The Python marshal module versus the cPickle module
The marshal module looks interesting for persisting and retrieving lightweight data, but the big question to me has always been whether in exchange for constraining your data down to simple structures of primitive types you got something that was actually faster than the cPickle module.
So today I decided to finally answer the question by doing some timing tests. I won't claim that these are comprehensive or entirely scientific, but I do have some results:
- the speed difference is mostly in dumping things; marshal and
cPickle generally load things as fast as each other (sometimes
cPickle has the edge, sometimes marshal).
- marshal is significantly faster on nested dictionaries.
- marshal is generally a bit faster than cPickle.
- however, marshal really suffers on long strings, and it gets worse the longer the string is; for example, it dumps 2048 byte strings ten times slower than cPickle does.
- neither marshal nor cPickle are very good at Unicode strings.
cPickle suffers the worse relative slowdown, especially for
loading; it becomes 18 times slower on my sample string, although
this is still no slower than marshal's time.
(This is one of the rare cases when cPickle dumps much faster than it loads.)

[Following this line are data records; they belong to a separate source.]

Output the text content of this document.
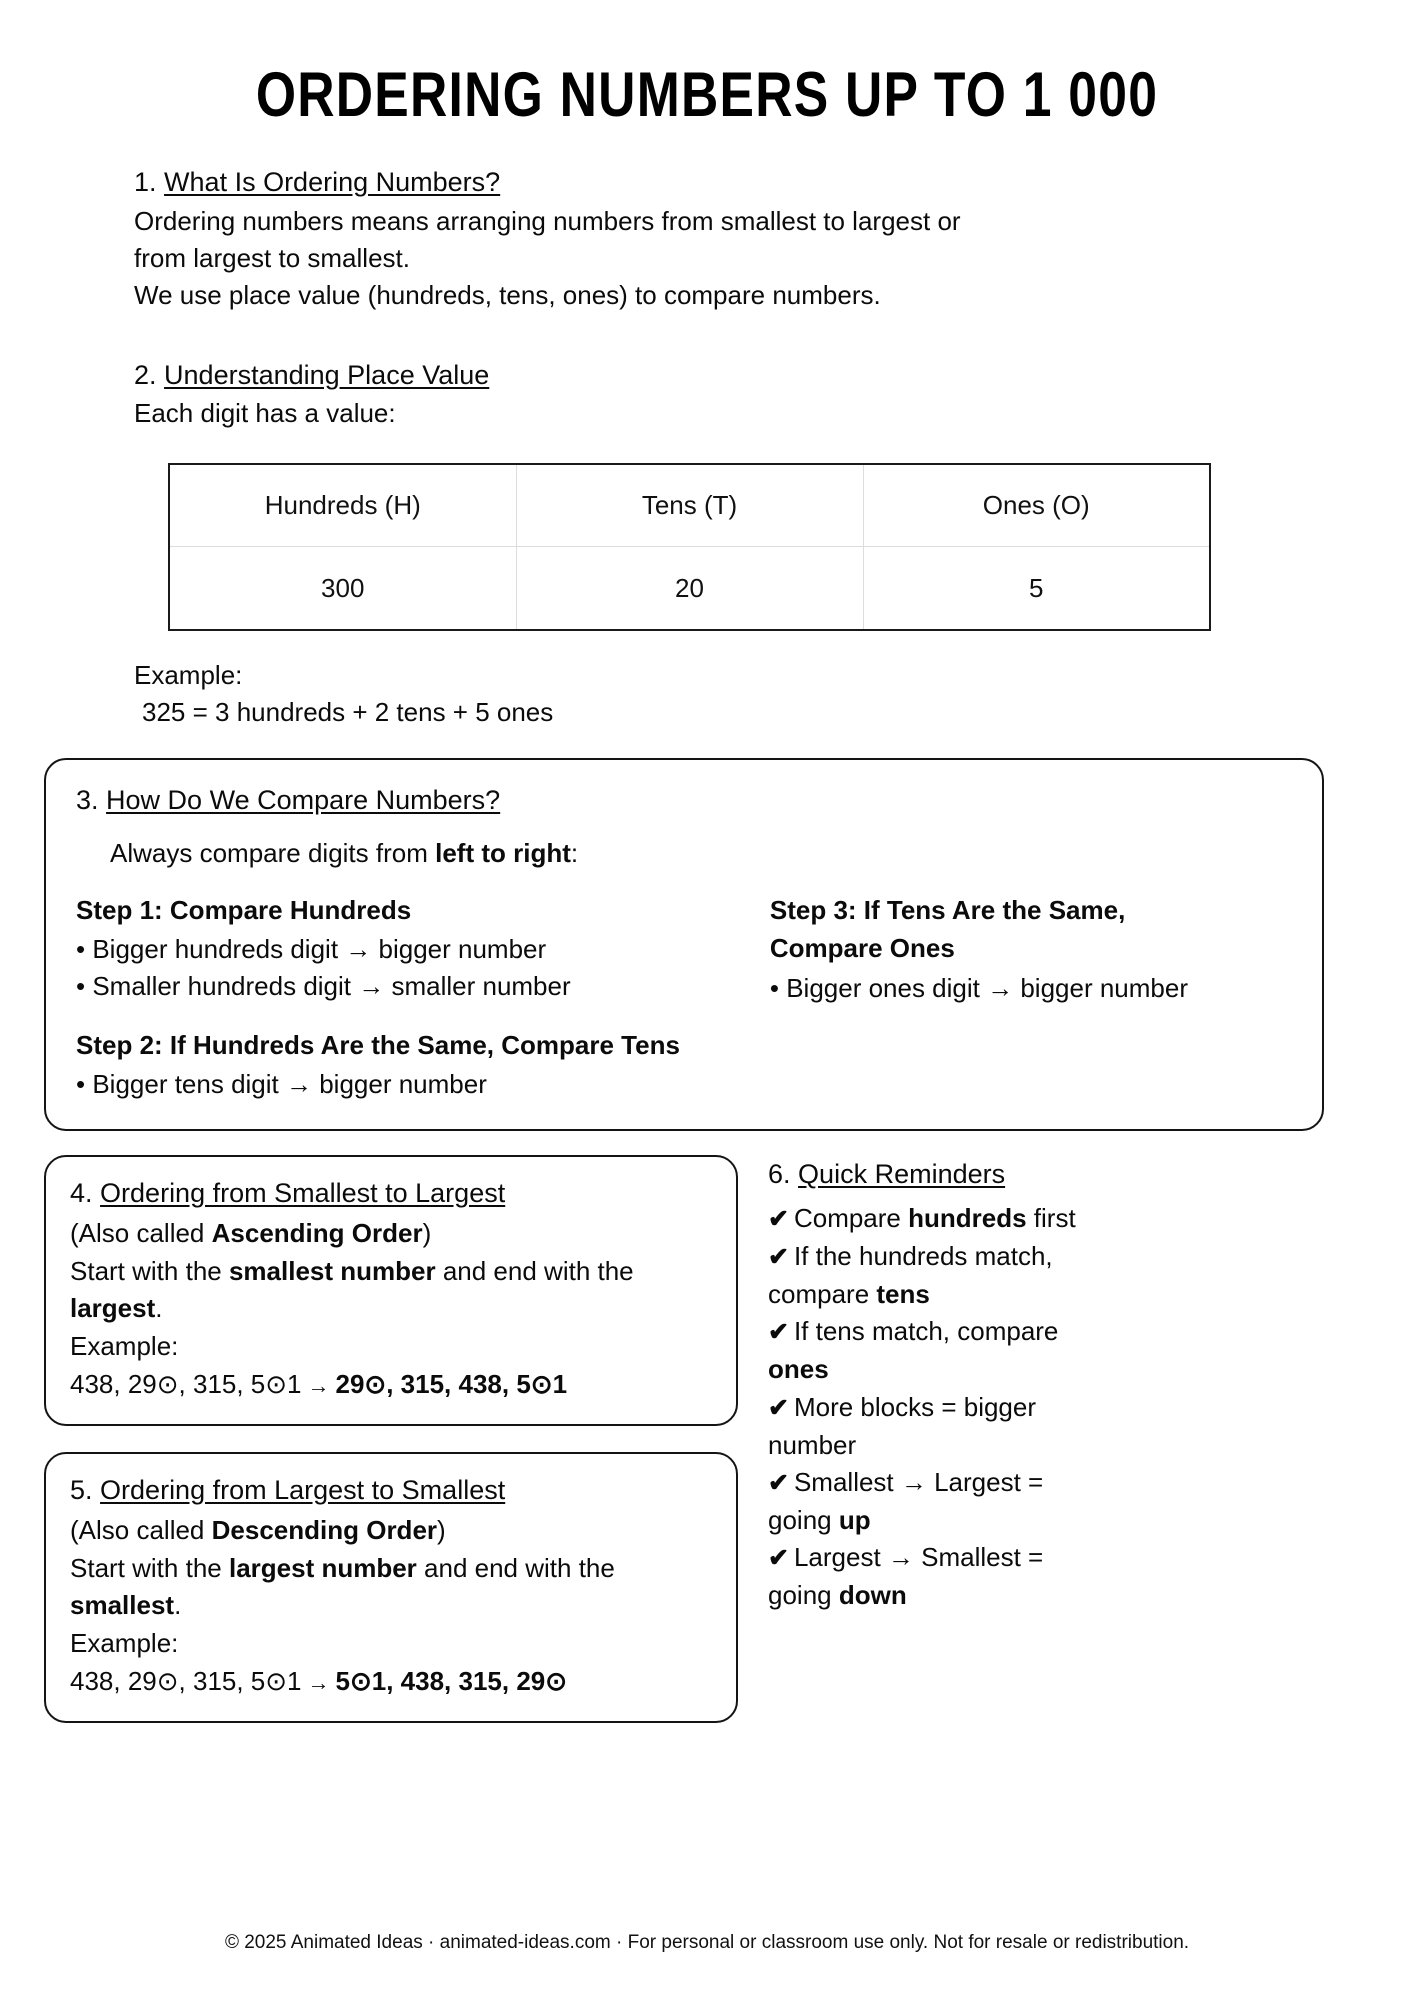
ORDERING NUMBERS UP TO 1 000
1. What Is Ordering Numbers?
Ordering numbers means arranging numbers from smallest to largest or
from largest to smallest.
We use place value (hundreds, tens, ones) to compare numbers.
2. Understanding Place Value
Each digit has a value:
Hundreds (H)	Tens (T)	Ones (O)
300	20	5
Example:
325 = 3 hundreds + 2 tens + 5 ones
3. How Do We Compare Numbers?
Always compare digits from left to right:
Step 1: Compare Hundreds
• Bigger hundreds digit → bigger number
• Smaller hundreds digit → smaller number
Step 2: If Hundreds Are the Same, Compare Tens
• Bigger tens digit → bigger number
Step 3: If Tens Are the Same,
Compare Ones
• Bigger ones digit → bigger number
4. Ordering from Smallest to Largest
(Also called Ascending Order)
Start with the smallest number and end with the largest.
Example:
438, 29⊙, 315, 5⊙1 → 29⊙, 315, 438, 5⊙1
5. Ordering from Largest to Smallest
(Also called Descending Order)
Start with the largest number and end with the smallest.
Example:
438, 29⊙, 315, 5⊙1 → 5⊙1, 438, 315, 29⊙
6. Quick Reminders
✔ Compare hundreds first
✔ If the hundreds match,
compare tens
✔ If tens match, compare
ones
✔ More blocks = bigger
number
✔ Smallest → Largest =
going up
✔ Largest → Smallest =
going down
© 2025 Animated Ideas · animated-ideas.com · For personal or classroom use only. Not for resale or redistribution.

- marshal is significantly worse on floating point numbers, especially a list of them, although not as badly as on strings (it's only about twice as slow as cPickle for a single floating point number).
Since DWiki's cache layer spends a lot of time writing and reading long strings, it looks like I made the right decision way back when. The combination of long strings and floating point numbers meant that marshal was significantly slower than cPickle for a simulated DWiki cache object.
The general parity in loading time suggests that even for simple data structures, for a caching layer you might as well use cPickle; you are not particularly slower for the thing you're going to be doing a lot, and you get a bunch of (potential) benefits in return.